Bug on the library side

I have tried to do the minimal repro: https://stackblitz.com/edit/github-rh6lpz-tueqzc?file=src%2Fcomponents%2FPictureWithCaption.astro,src%2Fstoryblok%2FRichText.astro and it indeed has same issue ⚠️ ❌

Screenshot 2023-10-31 at 14 45 52

This is something to address. The question is how?

edvinasjurele commented 11 months ago

I am highly doubtful if the package should handle the figure inside paragraphs situation, because essentially rich text is a bunch of headings/paragraphs and all elements inside it meant to be inline elements, meaning using block elements, like div or figure are semantically incorrect:

The problem you bump into is the same as p > div issue. You have to match the semantics correctly in HTML file.
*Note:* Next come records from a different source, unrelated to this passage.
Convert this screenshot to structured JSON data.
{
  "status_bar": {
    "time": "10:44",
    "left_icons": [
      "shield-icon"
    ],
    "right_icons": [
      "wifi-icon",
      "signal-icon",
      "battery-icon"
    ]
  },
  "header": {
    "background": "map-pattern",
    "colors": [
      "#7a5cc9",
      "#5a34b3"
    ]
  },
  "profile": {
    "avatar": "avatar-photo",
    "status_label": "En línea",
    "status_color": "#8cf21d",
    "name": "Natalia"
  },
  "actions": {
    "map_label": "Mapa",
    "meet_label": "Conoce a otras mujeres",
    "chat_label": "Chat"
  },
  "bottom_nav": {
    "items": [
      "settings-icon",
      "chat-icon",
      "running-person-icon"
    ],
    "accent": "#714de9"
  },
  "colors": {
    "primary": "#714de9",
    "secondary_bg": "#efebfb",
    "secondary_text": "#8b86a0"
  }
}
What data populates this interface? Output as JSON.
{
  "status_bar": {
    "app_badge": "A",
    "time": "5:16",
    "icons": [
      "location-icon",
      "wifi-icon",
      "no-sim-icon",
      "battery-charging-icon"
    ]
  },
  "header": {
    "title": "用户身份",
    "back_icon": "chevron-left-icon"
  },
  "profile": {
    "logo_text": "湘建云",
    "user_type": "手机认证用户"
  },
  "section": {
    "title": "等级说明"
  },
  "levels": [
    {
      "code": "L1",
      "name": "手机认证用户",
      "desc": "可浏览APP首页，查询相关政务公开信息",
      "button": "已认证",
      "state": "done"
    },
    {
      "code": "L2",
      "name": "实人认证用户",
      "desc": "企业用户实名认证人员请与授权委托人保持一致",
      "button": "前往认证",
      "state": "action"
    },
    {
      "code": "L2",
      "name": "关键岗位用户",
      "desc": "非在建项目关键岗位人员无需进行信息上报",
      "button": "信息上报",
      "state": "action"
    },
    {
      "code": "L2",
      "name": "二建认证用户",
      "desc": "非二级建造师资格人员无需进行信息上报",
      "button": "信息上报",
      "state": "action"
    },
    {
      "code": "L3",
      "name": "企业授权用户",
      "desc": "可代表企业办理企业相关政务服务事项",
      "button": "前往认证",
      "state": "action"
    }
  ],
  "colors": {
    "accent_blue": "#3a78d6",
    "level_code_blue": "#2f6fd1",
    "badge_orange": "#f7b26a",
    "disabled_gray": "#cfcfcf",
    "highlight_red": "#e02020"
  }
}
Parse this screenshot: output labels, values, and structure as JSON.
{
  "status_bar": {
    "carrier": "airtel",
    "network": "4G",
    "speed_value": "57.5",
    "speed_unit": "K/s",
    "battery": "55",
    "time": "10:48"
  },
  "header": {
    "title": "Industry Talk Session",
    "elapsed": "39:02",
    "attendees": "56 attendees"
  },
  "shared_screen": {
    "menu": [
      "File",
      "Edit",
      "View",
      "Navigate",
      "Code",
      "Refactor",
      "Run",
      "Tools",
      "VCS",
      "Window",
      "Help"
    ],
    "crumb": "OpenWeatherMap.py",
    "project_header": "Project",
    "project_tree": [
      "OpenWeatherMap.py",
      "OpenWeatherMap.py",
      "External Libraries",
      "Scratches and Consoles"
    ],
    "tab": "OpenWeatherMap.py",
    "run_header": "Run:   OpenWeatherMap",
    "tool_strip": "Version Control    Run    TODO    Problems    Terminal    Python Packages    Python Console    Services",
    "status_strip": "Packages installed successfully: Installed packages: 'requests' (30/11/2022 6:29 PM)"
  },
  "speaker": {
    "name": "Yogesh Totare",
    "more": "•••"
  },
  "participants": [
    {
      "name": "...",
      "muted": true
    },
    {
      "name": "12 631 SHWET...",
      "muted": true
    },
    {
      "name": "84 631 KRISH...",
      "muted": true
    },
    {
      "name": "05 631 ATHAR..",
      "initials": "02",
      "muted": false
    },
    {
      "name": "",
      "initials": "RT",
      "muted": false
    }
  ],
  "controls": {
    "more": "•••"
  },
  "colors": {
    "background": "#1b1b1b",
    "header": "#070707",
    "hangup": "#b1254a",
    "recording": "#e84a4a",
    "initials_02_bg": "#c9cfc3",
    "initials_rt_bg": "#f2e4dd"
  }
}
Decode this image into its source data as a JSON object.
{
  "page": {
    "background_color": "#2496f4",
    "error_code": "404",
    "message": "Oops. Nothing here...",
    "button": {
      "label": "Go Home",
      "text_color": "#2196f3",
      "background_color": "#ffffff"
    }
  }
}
Here is what I would suggest:

Leave rich text built-in image node as simple inline img, because p > img situation is fine.

However, in case that does not work for you and you still need figure in your HTML, then you should do one of the following:

Change text node resolver to not be p element (and leave image implemented with caption), meaning that would f.e. turn p > figure cases into f.e. div > figure or span > figure. But this ruins the paragraphs, thus might not be the best idea to go with
[highly recommend] Use custom blocks for HTML block elements. Every inline block is rendered via StoryblokComponent meaning it is a block rendered in isolation and is not considered to be inside the paragraphs even though it is include in the same Storyblok rich text field. You can create imageWithCaption block in the block library and whenever you want to have the figure, just use the inline block as follows:

Let me know if that works for you @leancept ? Other than that, I would be up to close this issue 🙏

leancept commented 11 months ago

Thank you for a very detailed response and debugging.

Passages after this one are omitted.